- Nº 2702 (2025/09/11)
Espaço Central

Analisar a realidade para a transformar

Festa do Avante!

Perante uma realidade que muda de dia para dia, a análise da situação política ganha, em cada Festa, novos contornos. O Espaço Central foi, por isso, novamente, palco de profícuos debates sobre diferentes temáticas, que juntaram, entre as noites de sexta-feira e domingo, centenas e centenas de visitantes para ouvir dirigentes e eleitos do PCP e vários convidados para cada um dos 15 debates que ocorreram no Fórum e no Auditório.

O público pôde, ainda, fazer perguntas e dar os seus contributos para a discussão, aprofundando uma análise que mais do que apenas pensar o mundo, tem como objectivo transformá-lo.

O combate à política de direita e a afirmação da alternativa foi um dos temas fortes do Espaço Central, patente em debates no Fórum, sobre os valores de Abril e a forma como se expressam nas gestões autárquicas da CDU (manhã de domingo e tarde de sábado), e no Auditório, sobre a contra-revolução (noite de sábado).

Moderado por João Frazão, que fez uma contextualização histórica e conceptual, o debate Abril – Valores para um Portugal com futuro! contou com outros dois membros da Comissão Política do Comité Central. Belmiro Magalhães confirmou os valores de Abril como “norte” da política patriótica e de esquerda, alicerçando-a na luta, convergência e organização de amplos sectores populares. Jaime Toga abordou as marcas da política de direita na história recente do País, que abriu caminho ao regresso do domínio do grande capital.

Por seu lado, Maria Inês Costa, do CC e da Comissão Política da JCP, referiu-se à ofensiva ideológica, promotora de valores contra Abril como o individualismo, a meritocracia e o egoísmo social.

O debate CDU nas autarquias – Projecto distintivo ao serviço da população foi moderado por Jorge Cordeiro, dos organismos executivos do CC, que valorizou o trabalho da Coligação como frente popular e unitária, a que se seguiu João Ferreira, da Comissão Política do CC e vereador em Lisboa, que considerou a capital como a «expressão concentrada» de 25 anos de política de direita – às quais só a CDU é alternativa.

Seguiram-se Vanessa Silva, da Comissão Nacional de Autarquias e técnica na AMRS, que denunciou os processos de transferência de competências para os municípios, e Miguel Ramalho, presidente da junta de Santiago Maior e S. João Baptista e membro da DOR Beja, que valorizou a delegação de funções (acompanhada de meios) dos municípios CDU para as freguesias.

Já Paulo Silva, presidente da Câmara do Seixal, destacou, alguns dos eixos fundamentais das gestões da CDU, a proximidade com os trabalhadores autárquicos e o diálogo constante com as populações, instituições e juntas.

A política de direita foi igualmente abordada no debate A contra-revolução hoje – O papel da extrema-direita, moderado por José Capucho, dos organismos executivos do CC, que lembrou o processo revolucionário inacabado.

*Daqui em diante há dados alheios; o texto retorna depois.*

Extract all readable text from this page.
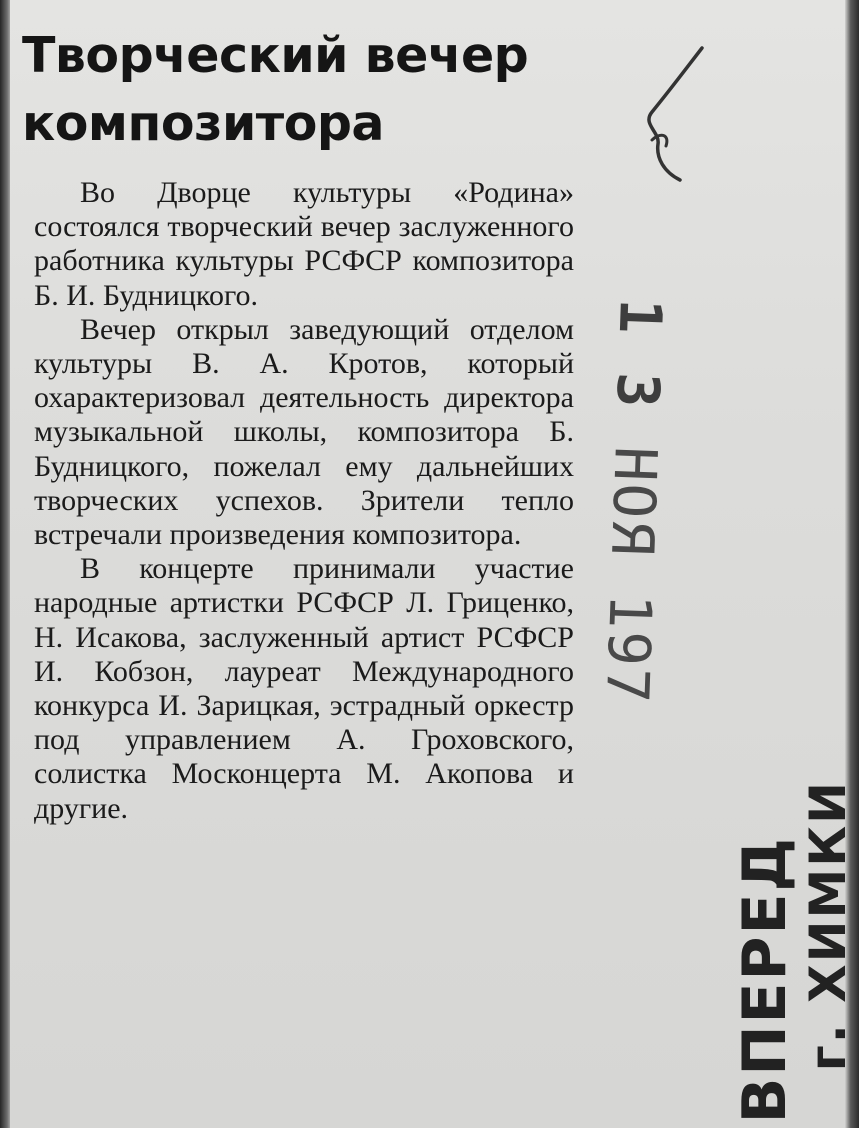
Творческий вечер композитора

Во Дворце культуры «Родина» состоялся творческий вечер заслуженного работника культуры РСФСР композитора Б. И. Будницкого.

Вечер открыл заведующий отделом культуры В. А. Кротов, который охарактеризовал деятельность директора музыкальной школы, композитора Б. Будницкого, пожелал ему дальнейших творческих успехов. Зрители тепло встречали произведения композитора.

В концерте принимали участие народные артистки РСФСР Л. Гриценко, Н. Исакова, заслуженный артист РСФСР И. Кобзон, лауреат Международного конкурса И. Зарицкая, эстрадный оркестр под управлением А. Гроховского, солистка Москонцерта М. Акопова и другие.

1 3 НОЯ 197
ВПЕРЕД г. ХИМКИ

Membros da Comissão Central de Controlo, José Augusto Esteves apontou como principais características da contra-revolução a duplicidade, a promoção da divisão do povo e o recurso a todos os meios para os seus objectivos contra-revolucionários, incluindo a violência, enquanto Carlos Gonçalves fez um balanço, mostrando como o capital mais revanchista continua, como ontem, a promover forças neo-fascistas, como o CH e IL.

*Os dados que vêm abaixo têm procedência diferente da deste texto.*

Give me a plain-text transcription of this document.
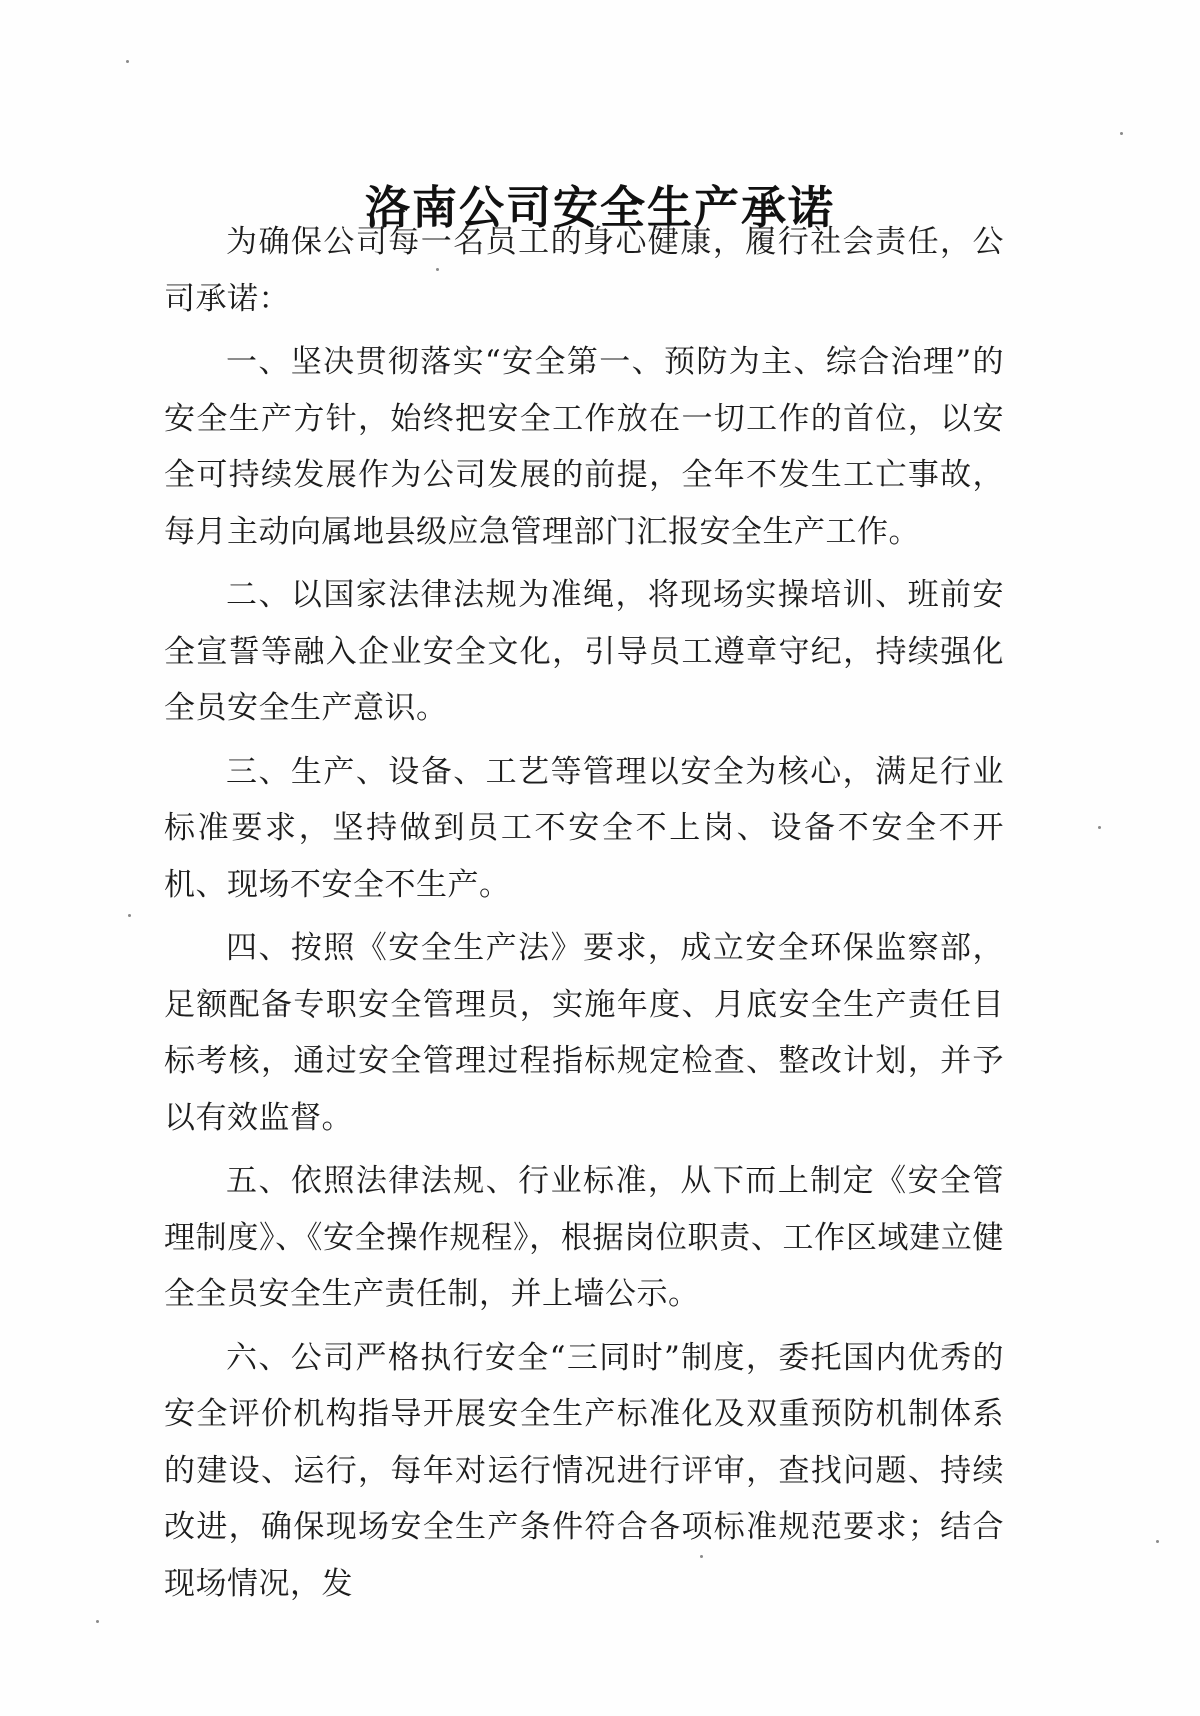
洛南公司安全生产承诺

为确保公司每一名员工的身心健康，履行社会责任，公司承诺：

一、坚决贯彻落实“安全第一、预防为主、综合治理”的安全生产方针，始终把安全工作放在一切工作的首位，以安全可持续发展作为公司发展的前提，全年不发生工亡事故，每月主动向属地县级应急管理部门汇报安全生产工作。

二、以国家法律法规为准绳，将现场实操培训、班前安全宣誓等融入企业安全文化，引导员工遵章守纪，持续强化全员安全生产意识。

三、生产、设备、工艺等管理以安全为核心，满足行业标准要求，坚持做到员工不安全不上岗、设备不安全不开机、现场不安全不生产。

四、按照《安全生产法》要求，成立安全环保监察部，足额配备专职安全管理员，实施年度、月底安全生产责任目标考核，通过安全管理过程指标规定检查、整改计划，并予以有效监督。

五、依照法律法规、行业标准，从下而上制定《安全管理制度》、《安全操作规程》，根据岗位职责、工作区域建立健全全员安全生产责任制，并上墙公示。

六、公司严格执行安全“三同时”制度，委托国内优秀的安全评价机构指导开展安全生产标准化及双重预防机制体系的建设、运行，每年对运行情况进行评审，查找问题、持续改进，确保现场安全生产条件符合各项标准规范要求；结合现场情况，发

Para Jorge Machado, da DOR Porto, uma das frentes onde a contra-revolução actua é no capítulo das revisões constitucionais, impostas ao povo e que, hoje, ganham tracção com a ameaça de uma nova alteração. Já Inês Castro, do Secretariado e Comissão Política da JCP, mostrou como a contra-revolução afecta a juventude, visando neutralizá-la politicamente e promovendo o saudosismo.